Ohio senate passes measure to expand access to naloxone
From OhioMHAS News Now, in case you missed it:
The Ohio Senate this week unanimously passed a measure to expand access to naloxone. Distributed under the brand name Narcan, naloxone is administered intranassally to reverse the effects of an opiate overdose. House Bill 170 would increase accessibility to Narcan for those in a position to help overdose victims, including law enforcement, emergency medical responders and friends and relatives. The legislation builds on a Lorain County pilot program sponsored by Sen. Gayle Manning (R-North Ridgeville) in 2013, as well as the Ohio Department of Health’s Project DAWN (Deaths Avoided With Naloxone.) In Lorain County alone, 25 lives have been saved since law enforcement and emergency responders began using Narcan.
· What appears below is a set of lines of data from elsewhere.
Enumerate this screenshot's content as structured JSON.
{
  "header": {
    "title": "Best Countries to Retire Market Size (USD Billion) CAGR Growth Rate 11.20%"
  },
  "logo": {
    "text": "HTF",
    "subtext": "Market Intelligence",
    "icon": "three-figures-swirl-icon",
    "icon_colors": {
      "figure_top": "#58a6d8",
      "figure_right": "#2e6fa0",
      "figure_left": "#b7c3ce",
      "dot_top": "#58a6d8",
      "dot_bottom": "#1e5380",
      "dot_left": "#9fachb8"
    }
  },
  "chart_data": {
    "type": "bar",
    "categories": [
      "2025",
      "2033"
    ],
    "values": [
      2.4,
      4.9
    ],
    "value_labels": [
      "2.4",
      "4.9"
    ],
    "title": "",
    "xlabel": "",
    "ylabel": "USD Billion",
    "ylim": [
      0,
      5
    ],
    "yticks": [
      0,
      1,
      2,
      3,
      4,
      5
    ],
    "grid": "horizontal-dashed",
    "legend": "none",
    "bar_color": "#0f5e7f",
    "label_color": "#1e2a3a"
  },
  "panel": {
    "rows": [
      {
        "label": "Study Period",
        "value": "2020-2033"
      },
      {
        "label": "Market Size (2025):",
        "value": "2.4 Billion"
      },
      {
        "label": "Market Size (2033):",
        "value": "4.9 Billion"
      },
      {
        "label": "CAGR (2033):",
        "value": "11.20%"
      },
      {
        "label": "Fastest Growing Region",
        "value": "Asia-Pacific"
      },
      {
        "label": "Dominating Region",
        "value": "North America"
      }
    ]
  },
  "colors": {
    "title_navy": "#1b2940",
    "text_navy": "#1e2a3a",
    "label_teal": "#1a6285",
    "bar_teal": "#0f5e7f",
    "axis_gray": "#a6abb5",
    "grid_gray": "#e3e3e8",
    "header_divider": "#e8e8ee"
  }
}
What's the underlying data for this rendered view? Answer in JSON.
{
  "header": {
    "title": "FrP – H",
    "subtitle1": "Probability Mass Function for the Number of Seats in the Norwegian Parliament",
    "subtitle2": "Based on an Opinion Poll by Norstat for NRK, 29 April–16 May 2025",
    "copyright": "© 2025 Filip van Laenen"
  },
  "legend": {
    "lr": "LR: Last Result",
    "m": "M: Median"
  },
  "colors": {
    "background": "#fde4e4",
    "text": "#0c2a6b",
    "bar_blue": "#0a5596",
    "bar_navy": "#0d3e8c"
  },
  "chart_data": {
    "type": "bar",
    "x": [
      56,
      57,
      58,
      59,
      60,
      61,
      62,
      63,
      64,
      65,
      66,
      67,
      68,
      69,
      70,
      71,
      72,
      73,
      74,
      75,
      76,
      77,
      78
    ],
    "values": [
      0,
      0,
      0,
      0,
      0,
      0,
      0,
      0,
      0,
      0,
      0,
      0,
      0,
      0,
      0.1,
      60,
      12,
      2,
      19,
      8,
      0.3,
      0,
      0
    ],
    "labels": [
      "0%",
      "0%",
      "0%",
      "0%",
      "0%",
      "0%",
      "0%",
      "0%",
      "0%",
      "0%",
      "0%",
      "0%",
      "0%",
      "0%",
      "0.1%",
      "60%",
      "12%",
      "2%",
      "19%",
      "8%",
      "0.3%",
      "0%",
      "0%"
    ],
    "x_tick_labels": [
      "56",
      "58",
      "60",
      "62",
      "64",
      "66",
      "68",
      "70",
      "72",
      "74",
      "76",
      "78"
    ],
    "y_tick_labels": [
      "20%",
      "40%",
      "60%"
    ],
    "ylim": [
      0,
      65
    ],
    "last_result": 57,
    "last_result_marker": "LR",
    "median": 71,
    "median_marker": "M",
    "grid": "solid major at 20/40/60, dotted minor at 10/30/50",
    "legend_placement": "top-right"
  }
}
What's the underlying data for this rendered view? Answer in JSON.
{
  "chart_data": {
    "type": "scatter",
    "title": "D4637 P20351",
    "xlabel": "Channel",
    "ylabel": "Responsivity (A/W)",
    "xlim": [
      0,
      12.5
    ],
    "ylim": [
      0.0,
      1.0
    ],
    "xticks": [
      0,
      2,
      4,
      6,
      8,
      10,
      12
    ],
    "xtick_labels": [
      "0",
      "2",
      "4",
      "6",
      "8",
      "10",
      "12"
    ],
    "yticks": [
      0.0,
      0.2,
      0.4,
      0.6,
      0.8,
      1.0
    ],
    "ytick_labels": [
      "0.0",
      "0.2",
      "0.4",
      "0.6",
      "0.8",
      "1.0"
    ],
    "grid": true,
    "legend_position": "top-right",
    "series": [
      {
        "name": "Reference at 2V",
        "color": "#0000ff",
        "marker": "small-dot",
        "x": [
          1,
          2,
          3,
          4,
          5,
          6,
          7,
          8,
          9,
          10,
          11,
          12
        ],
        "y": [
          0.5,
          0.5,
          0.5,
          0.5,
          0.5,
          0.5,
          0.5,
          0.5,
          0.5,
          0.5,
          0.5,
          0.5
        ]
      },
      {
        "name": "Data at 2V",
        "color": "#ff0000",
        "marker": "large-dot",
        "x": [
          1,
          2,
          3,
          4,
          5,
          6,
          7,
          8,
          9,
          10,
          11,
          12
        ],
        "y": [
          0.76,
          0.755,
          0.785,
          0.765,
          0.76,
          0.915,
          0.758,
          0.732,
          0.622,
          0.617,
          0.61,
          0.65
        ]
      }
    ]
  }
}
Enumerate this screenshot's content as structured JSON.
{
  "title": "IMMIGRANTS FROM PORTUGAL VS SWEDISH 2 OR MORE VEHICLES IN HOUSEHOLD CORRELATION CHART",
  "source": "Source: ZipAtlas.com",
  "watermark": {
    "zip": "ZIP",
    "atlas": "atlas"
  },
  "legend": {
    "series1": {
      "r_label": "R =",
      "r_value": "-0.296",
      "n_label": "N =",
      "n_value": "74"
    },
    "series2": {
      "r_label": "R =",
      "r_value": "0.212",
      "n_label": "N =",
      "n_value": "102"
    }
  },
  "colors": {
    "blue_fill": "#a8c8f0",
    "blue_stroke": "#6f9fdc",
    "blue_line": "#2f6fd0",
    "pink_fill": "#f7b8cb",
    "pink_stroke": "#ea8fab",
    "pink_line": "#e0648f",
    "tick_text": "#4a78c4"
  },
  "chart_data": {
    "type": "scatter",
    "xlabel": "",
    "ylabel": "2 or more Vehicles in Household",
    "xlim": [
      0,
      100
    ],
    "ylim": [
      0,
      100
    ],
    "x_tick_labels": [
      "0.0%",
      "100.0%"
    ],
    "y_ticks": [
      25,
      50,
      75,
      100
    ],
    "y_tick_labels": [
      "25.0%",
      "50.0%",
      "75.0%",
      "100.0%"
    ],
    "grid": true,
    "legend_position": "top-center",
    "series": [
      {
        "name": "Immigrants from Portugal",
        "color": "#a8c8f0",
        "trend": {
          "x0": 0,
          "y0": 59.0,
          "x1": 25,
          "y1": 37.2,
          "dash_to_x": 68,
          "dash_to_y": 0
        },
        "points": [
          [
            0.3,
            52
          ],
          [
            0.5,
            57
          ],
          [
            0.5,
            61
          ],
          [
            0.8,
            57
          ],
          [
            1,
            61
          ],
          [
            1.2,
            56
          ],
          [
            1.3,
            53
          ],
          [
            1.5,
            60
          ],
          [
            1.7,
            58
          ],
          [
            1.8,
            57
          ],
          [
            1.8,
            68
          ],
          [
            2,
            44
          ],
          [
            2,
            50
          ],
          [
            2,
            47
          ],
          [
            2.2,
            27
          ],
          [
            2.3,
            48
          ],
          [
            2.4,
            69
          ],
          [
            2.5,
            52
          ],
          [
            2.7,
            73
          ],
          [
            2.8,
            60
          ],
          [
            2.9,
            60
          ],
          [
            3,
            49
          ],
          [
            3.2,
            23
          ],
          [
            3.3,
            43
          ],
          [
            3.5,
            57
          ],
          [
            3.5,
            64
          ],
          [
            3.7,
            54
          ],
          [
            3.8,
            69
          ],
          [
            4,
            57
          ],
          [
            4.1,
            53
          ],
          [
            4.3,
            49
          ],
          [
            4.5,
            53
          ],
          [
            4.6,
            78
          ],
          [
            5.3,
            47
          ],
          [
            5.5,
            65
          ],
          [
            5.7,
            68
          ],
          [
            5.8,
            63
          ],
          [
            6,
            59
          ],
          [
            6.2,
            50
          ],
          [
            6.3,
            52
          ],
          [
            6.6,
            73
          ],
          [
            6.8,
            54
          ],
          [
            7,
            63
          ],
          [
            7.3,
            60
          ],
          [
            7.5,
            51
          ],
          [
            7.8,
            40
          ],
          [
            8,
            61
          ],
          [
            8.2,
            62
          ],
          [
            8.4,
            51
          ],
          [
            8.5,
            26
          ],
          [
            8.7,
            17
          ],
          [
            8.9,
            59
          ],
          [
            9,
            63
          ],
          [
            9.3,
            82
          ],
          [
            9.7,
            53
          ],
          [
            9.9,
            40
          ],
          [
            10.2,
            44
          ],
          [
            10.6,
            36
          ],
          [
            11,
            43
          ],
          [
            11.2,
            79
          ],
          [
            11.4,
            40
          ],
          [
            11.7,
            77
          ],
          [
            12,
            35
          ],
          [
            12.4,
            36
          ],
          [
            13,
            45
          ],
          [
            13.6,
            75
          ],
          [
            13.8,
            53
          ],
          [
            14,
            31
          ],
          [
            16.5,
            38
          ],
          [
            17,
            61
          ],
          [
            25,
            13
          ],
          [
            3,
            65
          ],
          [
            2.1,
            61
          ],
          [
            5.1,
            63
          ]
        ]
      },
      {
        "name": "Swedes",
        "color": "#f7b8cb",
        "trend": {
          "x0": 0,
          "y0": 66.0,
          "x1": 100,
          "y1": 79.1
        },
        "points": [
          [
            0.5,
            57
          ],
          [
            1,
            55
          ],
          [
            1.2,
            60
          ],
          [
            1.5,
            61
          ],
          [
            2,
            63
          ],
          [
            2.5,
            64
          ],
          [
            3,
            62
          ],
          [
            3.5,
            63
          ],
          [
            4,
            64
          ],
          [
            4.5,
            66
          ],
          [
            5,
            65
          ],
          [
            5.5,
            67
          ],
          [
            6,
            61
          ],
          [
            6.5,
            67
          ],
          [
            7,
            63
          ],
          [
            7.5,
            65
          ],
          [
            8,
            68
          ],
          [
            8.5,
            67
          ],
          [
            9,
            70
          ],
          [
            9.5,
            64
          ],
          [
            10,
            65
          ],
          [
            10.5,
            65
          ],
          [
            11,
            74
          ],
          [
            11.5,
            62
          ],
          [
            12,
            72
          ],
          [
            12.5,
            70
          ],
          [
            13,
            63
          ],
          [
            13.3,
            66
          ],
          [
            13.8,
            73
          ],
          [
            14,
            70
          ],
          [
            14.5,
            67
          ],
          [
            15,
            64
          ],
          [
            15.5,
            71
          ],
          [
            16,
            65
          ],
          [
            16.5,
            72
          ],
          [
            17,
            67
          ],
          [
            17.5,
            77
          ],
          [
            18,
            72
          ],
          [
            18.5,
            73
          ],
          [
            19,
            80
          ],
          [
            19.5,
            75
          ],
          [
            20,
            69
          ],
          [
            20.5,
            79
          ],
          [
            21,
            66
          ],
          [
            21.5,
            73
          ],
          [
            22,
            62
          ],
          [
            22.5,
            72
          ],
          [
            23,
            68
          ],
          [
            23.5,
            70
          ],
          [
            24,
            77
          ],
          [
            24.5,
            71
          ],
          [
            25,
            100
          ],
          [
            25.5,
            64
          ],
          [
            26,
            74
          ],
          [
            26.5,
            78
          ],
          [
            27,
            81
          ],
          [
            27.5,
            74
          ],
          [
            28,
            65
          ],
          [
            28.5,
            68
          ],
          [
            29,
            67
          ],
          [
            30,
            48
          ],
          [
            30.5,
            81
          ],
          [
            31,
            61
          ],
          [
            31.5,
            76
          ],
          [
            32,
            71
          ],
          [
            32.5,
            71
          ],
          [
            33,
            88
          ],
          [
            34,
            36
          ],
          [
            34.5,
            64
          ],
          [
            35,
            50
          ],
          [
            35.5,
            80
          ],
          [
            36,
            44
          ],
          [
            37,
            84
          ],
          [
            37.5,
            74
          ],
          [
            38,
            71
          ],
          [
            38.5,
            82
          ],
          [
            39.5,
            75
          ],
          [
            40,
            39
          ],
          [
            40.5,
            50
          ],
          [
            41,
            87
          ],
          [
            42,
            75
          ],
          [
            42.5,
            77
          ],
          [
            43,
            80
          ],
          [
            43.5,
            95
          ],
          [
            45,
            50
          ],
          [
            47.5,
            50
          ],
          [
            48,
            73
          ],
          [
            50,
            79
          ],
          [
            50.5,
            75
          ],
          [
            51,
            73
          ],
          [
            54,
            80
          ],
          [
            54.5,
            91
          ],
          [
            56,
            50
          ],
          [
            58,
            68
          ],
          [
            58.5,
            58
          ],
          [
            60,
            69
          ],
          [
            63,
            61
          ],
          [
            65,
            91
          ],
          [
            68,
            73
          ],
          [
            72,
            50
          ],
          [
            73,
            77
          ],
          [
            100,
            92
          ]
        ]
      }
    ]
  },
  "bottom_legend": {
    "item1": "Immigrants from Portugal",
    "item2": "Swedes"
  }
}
Recently, the Substance Abuse and Mental Health Services Administration (SAMHSA) issued an advisory to the treatment community warning of a marked increase in deaths reportedly linked to the use of heroin contaminated with the drug fentanyl. Fentanyl is a form of opioid, and when used in combination with heroin, can cause severe injury and even death. SAMHSA’s advisory requests that treatment providers alert their patients and community stakeholders to be alert to the increased risk of a fatal overdose and urges individuals to seek treatment. SAMHSA recently released an Opioid Overdose Toolkit containing information on recognizing and responding appropriately to overdose – in a manner suitable to a variety of stakeholders.
House Bill 170 returns to the House now for concurrence.